The agreement signed between the Sudan Sovereign Council led by Abdel Fattah Al-Burhan and various opposition groups has also been slowed down by lack of funding from the international community.

The Sudan political crisis deepened after Al-Burhan, declared a state of emergency on Oct. 25 2021 and dissolved the Sovereign Council and the transitional government which was headed by Prime Minister Abdalla Hamdok.

“We have seen also there are challenges of funding, there are no resources which are supposed to be used to implement the security arrangement,” Mathok said.

He said the agreement signed with opposition groups from Darfur region alone requires funding to cover for resettlement of refugees and internally displaced persons (IDPs) and rehabilitation of the affected areas for a period of ten years.

“We have seen also there are differences among the signatories to the peace agreement, since the time they went to Sudan there are a lot of divisions among themselves, we hope that this workshop which is being organized by the government of the republic of South Sudan will help in creating harmony and unity among them,” Mathok said.

Salwa Adam, the Secretary General of Sudan People’s Liberation Movement-North (SPLM-N) faction led by Malik Agar in Blue Nile region, said the political situation in Khartoum has affected the peace implementation because there is no legitimate government at the moment.

In December 2022, a limited selection of Sudan’s military and civilian political actors signed a Framework Agreement (FA) in order to re-launch the country’s transition to civilian government, but this has not yet materialized.

Adam added that failure to establish joint monitoring and evaluation mechanism has for example, caused resurgence of conflict in Sudan.

Yassir Adha, representative of the Sudan Sovereign Council expressed optimism on the peace process succeeding if hold-out opposition groups like SPLM-N sector led by Abdel Aziz Al-Hilu, and Sudan Liberation Movement under Abdul Wahi Al-Nur join the peace process.
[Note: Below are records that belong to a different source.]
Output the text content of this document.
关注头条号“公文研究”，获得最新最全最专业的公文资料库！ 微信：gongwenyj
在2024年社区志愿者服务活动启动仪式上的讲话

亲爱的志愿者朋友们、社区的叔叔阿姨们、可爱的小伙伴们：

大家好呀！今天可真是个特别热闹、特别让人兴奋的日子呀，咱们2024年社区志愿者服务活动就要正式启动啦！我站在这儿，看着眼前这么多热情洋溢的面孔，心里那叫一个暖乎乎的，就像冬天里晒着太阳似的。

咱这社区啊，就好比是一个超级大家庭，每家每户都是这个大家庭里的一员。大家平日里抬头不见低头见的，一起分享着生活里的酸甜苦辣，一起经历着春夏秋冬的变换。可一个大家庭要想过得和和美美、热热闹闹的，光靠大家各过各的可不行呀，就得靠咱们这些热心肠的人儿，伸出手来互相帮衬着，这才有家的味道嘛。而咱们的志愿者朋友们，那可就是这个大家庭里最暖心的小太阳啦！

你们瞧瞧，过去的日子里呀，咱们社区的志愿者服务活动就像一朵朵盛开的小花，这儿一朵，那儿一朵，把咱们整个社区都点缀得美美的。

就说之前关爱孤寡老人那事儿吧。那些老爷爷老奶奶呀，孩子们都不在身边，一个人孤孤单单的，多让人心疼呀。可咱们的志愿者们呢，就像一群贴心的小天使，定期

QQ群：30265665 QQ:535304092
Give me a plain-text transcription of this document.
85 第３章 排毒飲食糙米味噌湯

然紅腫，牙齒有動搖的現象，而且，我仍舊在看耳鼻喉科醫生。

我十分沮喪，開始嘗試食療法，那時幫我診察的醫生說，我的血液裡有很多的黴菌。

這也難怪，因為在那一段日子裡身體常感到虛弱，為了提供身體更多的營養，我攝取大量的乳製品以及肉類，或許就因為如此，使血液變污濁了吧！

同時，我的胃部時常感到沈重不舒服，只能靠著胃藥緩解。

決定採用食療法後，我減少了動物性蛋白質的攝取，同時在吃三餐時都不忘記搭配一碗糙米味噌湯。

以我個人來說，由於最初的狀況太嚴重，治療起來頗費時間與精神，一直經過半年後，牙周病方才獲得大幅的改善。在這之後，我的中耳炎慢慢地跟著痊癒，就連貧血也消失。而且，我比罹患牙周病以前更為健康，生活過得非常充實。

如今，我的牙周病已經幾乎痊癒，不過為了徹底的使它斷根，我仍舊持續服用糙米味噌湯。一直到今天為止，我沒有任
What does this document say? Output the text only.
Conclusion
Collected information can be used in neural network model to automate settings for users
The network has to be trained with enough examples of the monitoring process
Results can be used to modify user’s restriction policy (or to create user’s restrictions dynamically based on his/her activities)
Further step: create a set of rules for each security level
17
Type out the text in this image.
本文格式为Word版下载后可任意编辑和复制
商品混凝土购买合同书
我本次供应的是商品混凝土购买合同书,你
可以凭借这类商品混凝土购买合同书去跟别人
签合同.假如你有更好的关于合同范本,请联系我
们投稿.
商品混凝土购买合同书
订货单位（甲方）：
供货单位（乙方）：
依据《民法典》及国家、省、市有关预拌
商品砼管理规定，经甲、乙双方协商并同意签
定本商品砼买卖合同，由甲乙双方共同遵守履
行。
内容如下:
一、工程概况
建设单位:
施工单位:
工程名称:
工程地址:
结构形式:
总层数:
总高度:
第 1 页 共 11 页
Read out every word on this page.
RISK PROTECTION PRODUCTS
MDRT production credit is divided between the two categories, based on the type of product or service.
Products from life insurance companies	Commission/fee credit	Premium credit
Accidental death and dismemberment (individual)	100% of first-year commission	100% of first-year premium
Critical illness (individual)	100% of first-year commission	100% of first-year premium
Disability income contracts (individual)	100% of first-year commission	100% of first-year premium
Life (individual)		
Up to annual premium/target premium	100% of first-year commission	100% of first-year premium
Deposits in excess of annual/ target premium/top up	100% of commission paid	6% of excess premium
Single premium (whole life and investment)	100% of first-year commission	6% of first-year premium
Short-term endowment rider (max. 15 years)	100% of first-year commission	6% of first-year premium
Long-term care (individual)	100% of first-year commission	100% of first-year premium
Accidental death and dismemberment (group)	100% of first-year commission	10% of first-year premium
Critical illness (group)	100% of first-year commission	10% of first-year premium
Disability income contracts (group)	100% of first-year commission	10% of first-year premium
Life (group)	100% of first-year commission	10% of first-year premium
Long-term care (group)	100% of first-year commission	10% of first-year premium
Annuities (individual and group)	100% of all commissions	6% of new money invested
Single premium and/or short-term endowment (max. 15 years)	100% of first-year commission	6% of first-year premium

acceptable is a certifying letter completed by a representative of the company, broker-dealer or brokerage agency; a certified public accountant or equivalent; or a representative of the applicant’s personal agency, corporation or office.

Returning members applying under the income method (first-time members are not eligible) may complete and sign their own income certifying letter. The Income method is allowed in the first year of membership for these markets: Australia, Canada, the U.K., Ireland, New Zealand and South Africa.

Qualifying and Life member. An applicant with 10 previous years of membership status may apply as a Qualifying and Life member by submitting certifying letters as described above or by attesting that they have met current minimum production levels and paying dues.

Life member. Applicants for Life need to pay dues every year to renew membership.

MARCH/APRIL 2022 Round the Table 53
“There will not be comprehensive peace agreement if there are hold- out groups still holding guns. We believe this is our duty to promote peace as brothers and sisters,” said Adha.

Suliman Mohammed Dibelo, Chairperson of Sudan Peace Commission, said the agreement is very ambitious and the cost of it’s implementation remains very high.

 “The international community was giving a lot of promises, but they were never delivered, we attended conferences in Berlin, France, Saudi Arabia and in Sudan all in these conferences pledges were never delivered,” said Mohammed.

“We opted through the Sudanese government to implement the peace agreement from our own resources; currently many issues that have been of problematic nature have been resolved,” he disclosed.

Mohammed cited the developments in Blue Nile region, where he said refugees and IDPs have already started returning to their homes due to tranquility.

“I think we have a very successful story, the security agreement has almost been done the refugees and IDPs are now returning home in Blue Nile, the federal government there has been installed by the SPLM-N,” Mohammed said.

He however, conceded that communal clashes in Western Darfur’s El Geneina still pose serious challenges for peace to prevail in the region.

Mohammed expressed hope with the recent framework agreement reached between the Sudan Sovereign Council and civilian opposition members.

“Sudanese people of different political factions have now opted to reach an agreement, and we hope when they reach an agreement a government will be installed, and the ministers will start acting on implementation of different items in the Juba peace agreement,” he said.